With a week to go before the U.S. midterm elections, the Center for American Progress Action Fund has released a great interactive map that shows who’s been bankrolling efforts to halt clean energy efforts and back the anti-clean energy reform agenda. After the U.S. Supreme Court’s Citizens United decision permitted corporations to spend unlimited money influencing elections, the election terrain has become a dizzying display of corporate muscle and dollars. Perhaps most dizzying is how easy it is for Big Oil and special interests to hide behind benevolent-sounding front groups, and how difficult it now is for us to know whose interests are shaping the elections.
In this midterm election, Democratic-aligned groups have been outspent by an astounding 7 to 1 margin, and Republican-aligned groups have flooded the nation’s airwaves with a flurry of ads. According to CorpWatch, they have spent over $300 million, five times as much as they did in 2006.

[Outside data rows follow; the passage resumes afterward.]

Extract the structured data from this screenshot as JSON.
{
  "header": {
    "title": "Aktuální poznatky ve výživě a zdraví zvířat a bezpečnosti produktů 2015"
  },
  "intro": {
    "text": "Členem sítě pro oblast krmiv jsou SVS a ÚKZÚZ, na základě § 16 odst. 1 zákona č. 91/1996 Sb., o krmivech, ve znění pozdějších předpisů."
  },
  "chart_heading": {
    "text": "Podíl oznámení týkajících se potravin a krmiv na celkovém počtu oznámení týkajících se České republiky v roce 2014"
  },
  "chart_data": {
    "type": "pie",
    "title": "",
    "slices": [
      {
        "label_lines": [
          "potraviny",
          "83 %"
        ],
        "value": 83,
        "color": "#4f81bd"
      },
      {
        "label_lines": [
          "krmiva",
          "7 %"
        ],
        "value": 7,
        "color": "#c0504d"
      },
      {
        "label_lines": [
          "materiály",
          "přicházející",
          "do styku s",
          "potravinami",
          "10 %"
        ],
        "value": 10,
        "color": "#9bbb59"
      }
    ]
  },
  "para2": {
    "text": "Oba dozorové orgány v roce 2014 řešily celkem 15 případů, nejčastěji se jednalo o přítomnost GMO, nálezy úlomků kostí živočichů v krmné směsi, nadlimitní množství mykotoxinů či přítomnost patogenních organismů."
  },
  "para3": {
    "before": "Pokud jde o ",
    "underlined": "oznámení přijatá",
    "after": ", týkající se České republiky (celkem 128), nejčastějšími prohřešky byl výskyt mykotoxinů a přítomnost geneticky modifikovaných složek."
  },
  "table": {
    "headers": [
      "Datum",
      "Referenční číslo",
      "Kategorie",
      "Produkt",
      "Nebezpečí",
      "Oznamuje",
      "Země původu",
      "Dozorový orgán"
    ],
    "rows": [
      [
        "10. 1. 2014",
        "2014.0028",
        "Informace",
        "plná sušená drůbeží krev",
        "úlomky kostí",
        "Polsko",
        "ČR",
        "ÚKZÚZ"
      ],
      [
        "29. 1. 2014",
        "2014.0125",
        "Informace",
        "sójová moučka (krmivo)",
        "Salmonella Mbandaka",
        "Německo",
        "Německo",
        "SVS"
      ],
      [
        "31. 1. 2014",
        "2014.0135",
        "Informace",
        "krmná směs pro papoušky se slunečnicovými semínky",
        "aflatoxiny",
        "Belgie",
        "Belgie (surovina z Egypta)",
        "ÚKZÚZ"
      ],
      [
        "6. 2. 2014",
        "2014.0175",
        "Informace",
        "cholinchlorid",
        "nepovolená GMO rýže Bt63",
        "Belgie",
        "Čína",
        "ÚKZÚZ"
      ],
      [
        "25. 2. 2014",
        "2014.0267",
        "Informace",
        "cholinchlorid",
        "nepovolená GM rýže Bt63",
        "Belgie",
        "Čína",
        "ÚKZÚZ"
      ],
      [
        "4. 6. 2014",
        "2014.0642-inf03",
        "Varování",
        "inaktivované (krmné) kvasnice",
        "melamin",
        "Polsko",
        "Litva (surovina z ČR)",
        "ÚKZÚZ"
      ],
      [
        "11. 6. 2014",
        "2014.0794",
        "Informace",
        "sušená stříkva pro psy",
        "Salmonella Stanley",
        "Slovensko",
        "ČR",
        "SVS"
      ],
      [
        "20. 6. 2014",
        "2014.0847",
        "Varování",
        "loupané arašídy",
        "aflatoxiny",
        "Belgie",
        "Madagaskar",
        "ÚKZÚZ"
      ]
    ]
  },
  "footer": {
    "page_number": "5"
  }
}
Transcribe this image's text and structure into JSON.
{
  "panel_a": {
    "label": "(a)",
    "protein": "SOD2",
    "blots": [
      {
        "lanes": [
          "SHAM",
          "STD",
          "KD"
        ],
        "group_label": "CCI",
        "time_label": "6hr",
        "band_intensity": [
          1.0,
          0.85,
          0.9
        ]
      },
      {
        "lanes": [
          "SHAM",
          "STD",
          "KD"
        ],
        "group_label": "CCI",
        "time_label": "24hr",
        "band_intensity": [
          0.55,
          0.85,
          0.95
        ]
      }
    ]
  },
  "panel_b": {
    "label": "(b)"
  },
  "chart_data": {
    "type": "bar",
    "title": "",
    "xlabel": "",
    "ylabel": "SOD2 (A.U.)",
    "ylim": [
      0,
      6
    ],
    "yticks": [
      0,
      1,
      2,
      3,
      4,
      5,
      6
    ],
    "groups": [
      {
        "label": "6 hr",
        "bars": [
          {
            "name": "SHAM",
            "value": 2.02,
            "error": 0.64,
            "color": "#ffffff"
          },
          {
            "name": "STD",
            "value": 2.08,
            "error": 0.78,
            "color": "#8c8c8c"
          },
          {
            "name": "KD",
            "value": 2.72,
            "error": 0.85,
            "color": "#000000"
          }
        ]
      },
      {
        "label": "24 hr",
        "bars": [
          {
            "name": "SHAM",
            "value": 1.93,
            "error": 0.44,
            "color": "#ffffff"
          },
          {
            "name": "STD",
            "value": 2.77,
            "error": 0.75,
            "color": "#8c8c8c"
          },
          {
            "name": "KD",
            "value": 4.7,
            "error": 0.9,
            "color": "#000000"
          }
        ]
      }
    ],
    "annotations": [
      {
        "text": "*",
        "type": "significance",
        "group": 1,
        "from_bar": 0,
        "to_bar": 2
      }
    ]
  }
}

CAP’s stats come from a Repower America report that shows the companies and organizations spreading misinformation about clean energy and climate change. 13 organizations have injected $68.5 million in 2010 alone into fictitious TV ads designed to spin clean energy legislation. Since August alone, they’ve pumped over $17 million into their efforts.
CAP’s report offers a state-by-state breakdown of the top donors, and follows the money to the source. And it’s not pretty. The stakes for a clean energy future are high as oil and coal groups spend more and more helping climate-denying candidates run in tight races.
One such battleground is in California where out-of-state Koch Industries and Texas Oil companies Tesoro and Valero are funding a campaign to ensure that the domino ‘effect’ of the clean energy economy does not sweep across America. To date, Big Oil and special interests have invested over $10 million into the campaign, $1 million alone on TV ads. The vast majority is from out of state interests including Koch Industries who don’t want to see similar laws passed in other states. Speaking of the Kochs, Charles Koch should debate Cal State Los Angeles student Joel Francis on Prop 23 instead of hiding behind his multi-billion dollar oil and chemical fortune.
The Yes on 23 and “California Jobs Initiative” aren’t the only Orwellian-sounding organizations bankrolling anti-clean efforts on the campaign trail. Americans for Prosperity, Americans for Job Security, the Committee for Truth in Politics, National Taxpayers Union, Club for Growth Action, and American Crossroads GPS are also funding television ads to prevent progress on clean energy and climate legislation.
In addition to Astroturf groups, a number of industry trade organizationss have donated handsomely including the American Coalition for Clean Coal Electricity, American Petroleum Institute and the National Association of Manufacturers. In addition, the U.S. Chamber of Commerce, claiming to speak for business, has funded $3.8 million in energy-related ads as part of its anti-climate legislation lobbying agenda. ThinkProgress recently reported that much of their funding is from foreign corporations, including the Gulf Petrochemical Industries Company and Bahrain Petroleum Company. Why are they helping fund the U.S. midterm election?
So, though the midterm elections are days away, CAP’s report shows that the winners have in many way already been chosen. Big Oil and special interests have scored a major victory over actual citizens since the Citizens United ruling, and now, instead of money talking, we need to be talking about the money.